Artık üç yaşındalar
Her ilgiden bilgi çıkmaz
bilgi çıkaran ilgileri var onların
gök cisimleri ve deniz canlıları.
Deniz kızı’nın ardına düşmüştü atalarımız
“denizgizi”ni araştıracak yerde...
İkiz torunlarım Alaz’la Uraz
deniz gizinin peşindeler bu yaşta
balinaları, yengeç ve kaplumbağaları seviyorlar
ahtapotlara ise tutkunlar.
Sekiz kollu, sekiz yürekli ve dokuz beyinli bu ilginç canlılarla
ben de
Uraz ve Alaz dolayımıyla
ilgilenip bilgilenmekteyim.
Vücutlarındaki 500 milyon sinir hücresinin
350 milyonu kollarında ahtapotların
beyinlerindeki ileri hesaplama yeteneği kollarına iletildiğinde
her kol
önemli bir hesaplama bölümü
ve duyusal bir motor entegrasyon odağı oluvermekte.
Diyorlar ki bilim insanları:
“Ahtapotların zihnini incelemek ve anlamak
uzaydaki zihinsel yaşama ulaşmada yardımcı olabilecek”
ve bu bulgu, ahtapotların uzaydan geldiği savını da tartıştırıyor elbet.

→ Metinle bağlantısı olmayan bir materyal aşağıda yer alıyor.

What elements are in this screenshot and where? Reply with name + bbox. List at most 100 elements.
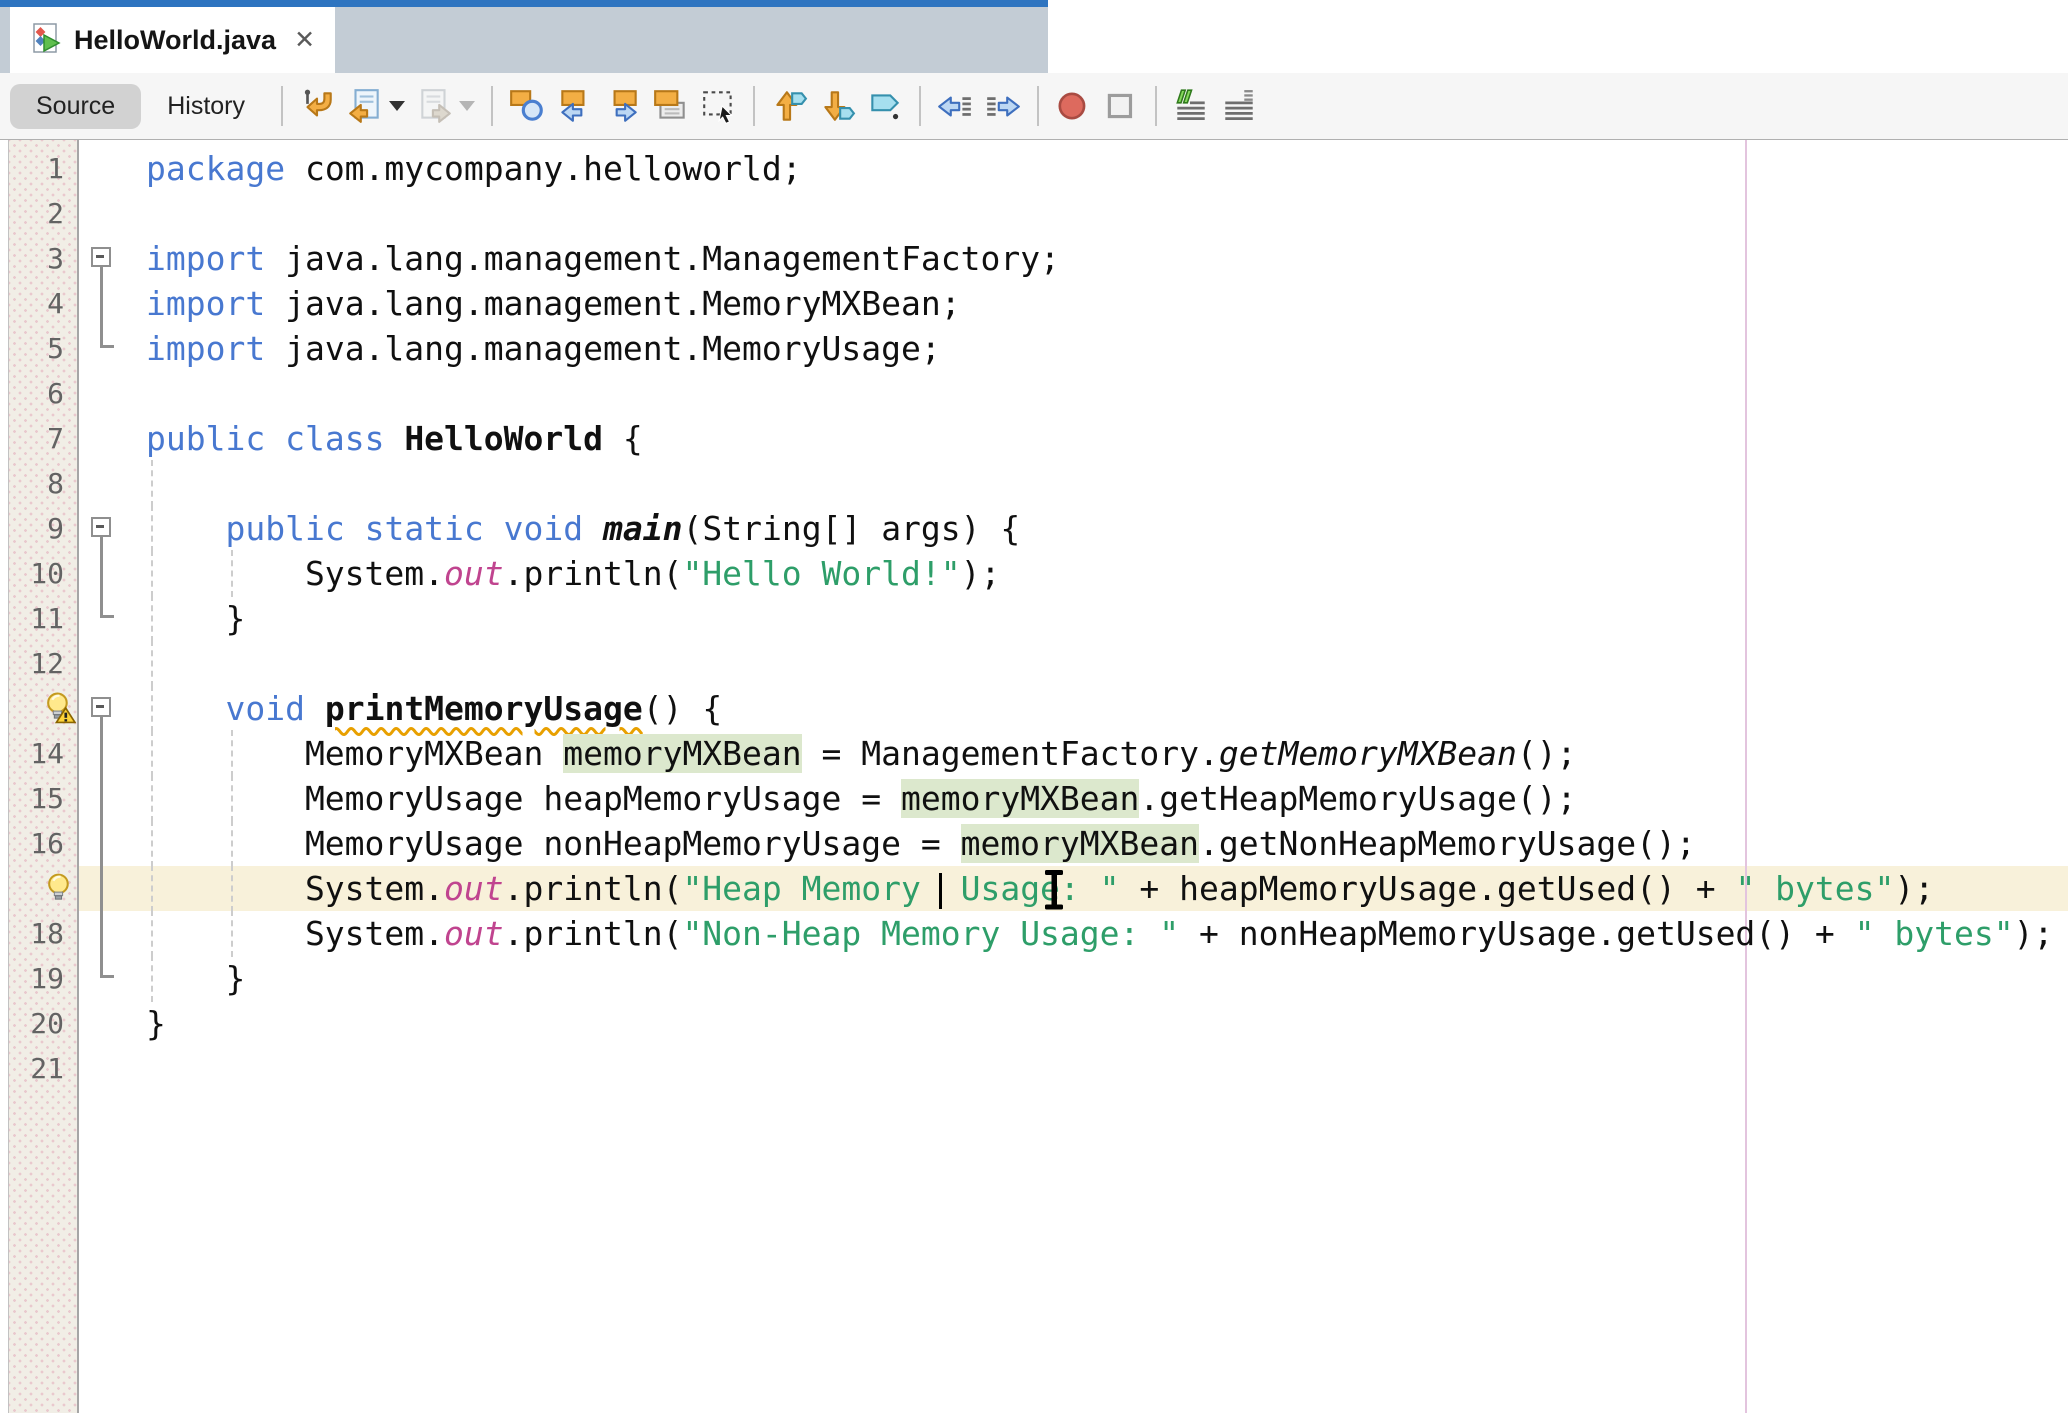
code-line[interactable]: 19 } <box>0 955 2068 1002</box>
forward-dropdown-icon[interactable] <box>459 101 476 111</box>
code-text[interactable]: } <box>133 955 2068 1002</box>
fold-cell[interactable] <box>76 731 133 776</box>
code-text[interactable] <box>133 460 2068 507</box>
code-line[interactable]: 7 public class HelloWorld { <box>0 416 2068 461</box>
gutter-line-number[interactable]: 20 <box>8 1001 76 1046</box>
code-text[interactable]: public static void main(String[] args) { <box>133 505 2068 552</box>
fold-cell[interactable] <box>76 281 133 326</box>
toggle-bookmark-icon[interactable] <box>861 83 909 129</box>
code-text[interactable] <box>133 371 2068 416</box>
code-text[interactable]: import java.lang.management.ManagementFa… <box>133 236 2068 281</box>
fold-collapse-button[interactable] <box>91 517 111 537</box>
find-next-occurrence-icon[interactable] <box>599 83 647 129</box>
stop-macro-recording-icon[interactable] <box>1097 83 1145 129</box>
uncomment-icon[interactable] <box>1215 83 1263 129</box>
fold-cell[interactable] <box>76 866 133 911</box>
gutter-line-number[interactable]: 19 <box>8 956 76 1001</box>
code-line[interactable]: 20} <box>0 1001 2068 1046</box>
code-text[interactable]: System.out.println("Hello World!"); <box>133 550 2068 597</box>
code-text[interactable] <box>133 191 2068 236</box>
code-text[interactable]: void printMemoryUsage() { <box>133 685 2068 732</box>
code-line[interactable]: 15 MemoryUsage heapMemoryUsage = memoryM… <box>0 775 2068 822</box>
code-text[interactable]: System.out.println("Heap Memory Usage: "… <box>133 865 2068 912</box>
gutter-line-number[interactable]: 11 <box>8 596 76 641</box>
fold-cell[interactable] <box>76 821 133 866</box>
fold-cell[interactable] <box>76 911 133 956</box>
gutter-line-number[interactable]: 12 <box>8 641 76 686</box>
find-selection-icon[interactable] <box>503 83 551 129</box>
code-line[interactable]: 21 <box>0 1046 2068 1091</box>
find-previous-occurrence-icon[interactable] <box>551 83 599 129</box>
fold-collapse-button[interactable] <box>91 247 111 267</box>
code-line[interactable]: 3 import java.lang.management.ManagementF… <box>0 236 2068 281</box>
gutter-line-number[interactable]: 9 <box>8 506 76 551</box>
tab-close-icon[interactable]: ✕ <box>294 25 315 55</box>
gutter-line-number[interactable]: 10 <box>8 551 76 596</box>
tab-helloworld-java[interactable]: HelloWorld.java ✕ <box>10 7 336 73</box>
code-line[interactable]: 5 import java.lang.management.MemoryUsage… <box>0 326 2068 371</box>
code-text[interactable] <box>133 640 2068 687</box>
last-edit-location-icon[interactable] <box>293 83 341 129</box>
gutter-line-number[interactable]: 21 <box>8 1046 76 1091</box>
code-line[interactable]: 12 <box>0 640 2068 687</box>
code-line[interactable]: 1 package com.mycompany.helloworld; <box>0 146 2068 191</box>
fold-cell[interactable] <box>76 326 133 371</box>
source-view-button[interactable]: Source <box>10 83 142 129</box>
fold-cell[interactable] <box>76 506 133 551</box>
shift-line-right-icon[interactable] <box>979 83 1027 129</box>
fold-cell[interactable] <box>76 596 133 641</box>
comment-icon[interactable] <box>1167 83 1215 129</box>
gutter-line-number[interactable]: 3 <box>8 236 76 281</box>
code-text[interactable]: package com.mycompany.helloworld; <box>133 146 2068 191</box>
code-text[interactable]: System.out.println("Non-Heap Memory Usag… <box>133 910 2068 957</box>
code-line[interactable]: void printMemoryUsage() { <box>0 685 2068 732</box>
code-line[interactable]: 10 System.out.println("Hello World!"); <box>0 550 2068 597</box>
code-line[interactable]: 2 <box>0 191 2068 236</box>
gutter-line-number[interactable]: 8 <box>8 461 76 506</box>
gutter-line-number[interactable]: 2 <box>8 191 76 236</box>
fold-cell[interactable] <box>76 686 133 731</box>
code-text[interactable]: } <box>133 595 2068 642</box>
code-text[interactable]: MemoryMXBean memoryMXBean = ManagementFa… <box>133 730 2068 777</box>
back-dropdown-icon[interactable] <box>389 101 406 111</box>
shift-line-left-icon[interactable] <box>931 83 979 129</box>
gutter-line-number[interactable]: 18 <box>8 911 76 956</box>
code-text[interactable]: MemoryUsage nonHeapMemoryUsage = memoryM… <box>133 820 2068 867</box>
gutter-line-number[interactable]: 7 <box>8 416 76 461</box>
fold-collapse-button[interactable] <box>91 697 111 717</box>
gutter-line-number[interactable]: 1 <box>8 146 76 191</box>
code-line[interactable]: 9 public static void main(String[] args)… <box>0 505 2068 552</box>
start-macro-recording-icon[interactable] <box>1049 83 1097 129</box>
gutter-line-number[interactable]: 6 <box>8 371 76 416</box>
code-text[interactable]: import java.lang.management.MemoryMXBean… <box>133 281 2068 326</box>
gutter-line-number[interactable]: 14 <box>8 731 76 776</box>
code-text[interactable]: import java.lang.management.MemoryUsage; <box>133 326 2068 371</box>
next-bookmark-icon[interactable] <box>813 83 861 129</box>
toggle-highlight-search-icon[interactable] <box>647 83 695 129</box>
hint-bulb-warning-icon[interactable] <box>8 686 76 731</box>
code-line[interactable]: 11 } <box>0 595 2068 642</box>
code-line[interactable]: 8 <box>0 460 2068 507</box>
gutter-line-number[interactable]: 15 <box>8 776 76 821</box>
fold-cell[interactable] <box>76 236 133 281</box>
gutter-line-number[interactable]: 4 <box>8 281 76 326</box>
code-text[interactable]: public class HelloWorld { <box>133 416 2068 461</box>
code-line[interactable]: 16 MemoryUsage nonHeapMemoryUsage = memo… <box>0 820 2068 867</box>
fold-cell[interactable] <box>76 551 133 596</box>
fold-cell[interactable] <box>76 956 133 1001</box>
gutter-line-number[interactable]: 16 <box>8 821 76 866</box>
toggle-rectangular-selection-icon[interactable] <box>695 83 743 129</box>
code-line[interactable]: 4 import java.lang.management.MemoryMXBea… <box>0 281 2068 326</box>
code-text[interactable]: MemoryUsage heapMemoryUsage = memoryMXBe… <box>133 775 2068 822</box>
gutter-line-number[interactable]: 5 <box>8 326 76 371</box>
code-text[interactable]: } <box>133 1001 2068 1046</box>
previous-bookmark-icon[interactable] <box>765 83 813 129</box>
code-editor[interactable]: 1 package com.mycompany.helloworld; 2 3 impo… <box>0 140 2068 1413</box>
code-line[interactable]: 18 System.out.println("Non-Heap Memory U… <box>0 910 2068 957</box>
code-line[interactable]: System.out.println("Heap Memory Usage: "… <box>0 865 2068 912</box>
code-line[interactable]: 14 MemoryMXBean memoryMXBean = Managemen… <box>0 730 2068 777</box>
back-icon[interactable] <box>341 83 389 129</box>
hint-bulb-icon[interactable] <box>8 866 76 911</box>
code-text[interactable] <box>133 1046 2068 1091</box>
forward-icon[interactable] <box>411 83 459 129</box>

Bunu dedim bir gün kızıma ve damadıma
Alaz tepki gösterdi hemen:
“Hayıyahtapotlay uzaydan geymemiş, uzayda ahtapot oymaz”
ve gidip uzayla ilgili kitaplarını getirdi bana
“İşte bak dede uzayda ahtapot yok
Satüyn vay, Uyanüs vay, Neptün vay…”
Bu bilgiler karşısında gerilemeyecek dede var mıdır?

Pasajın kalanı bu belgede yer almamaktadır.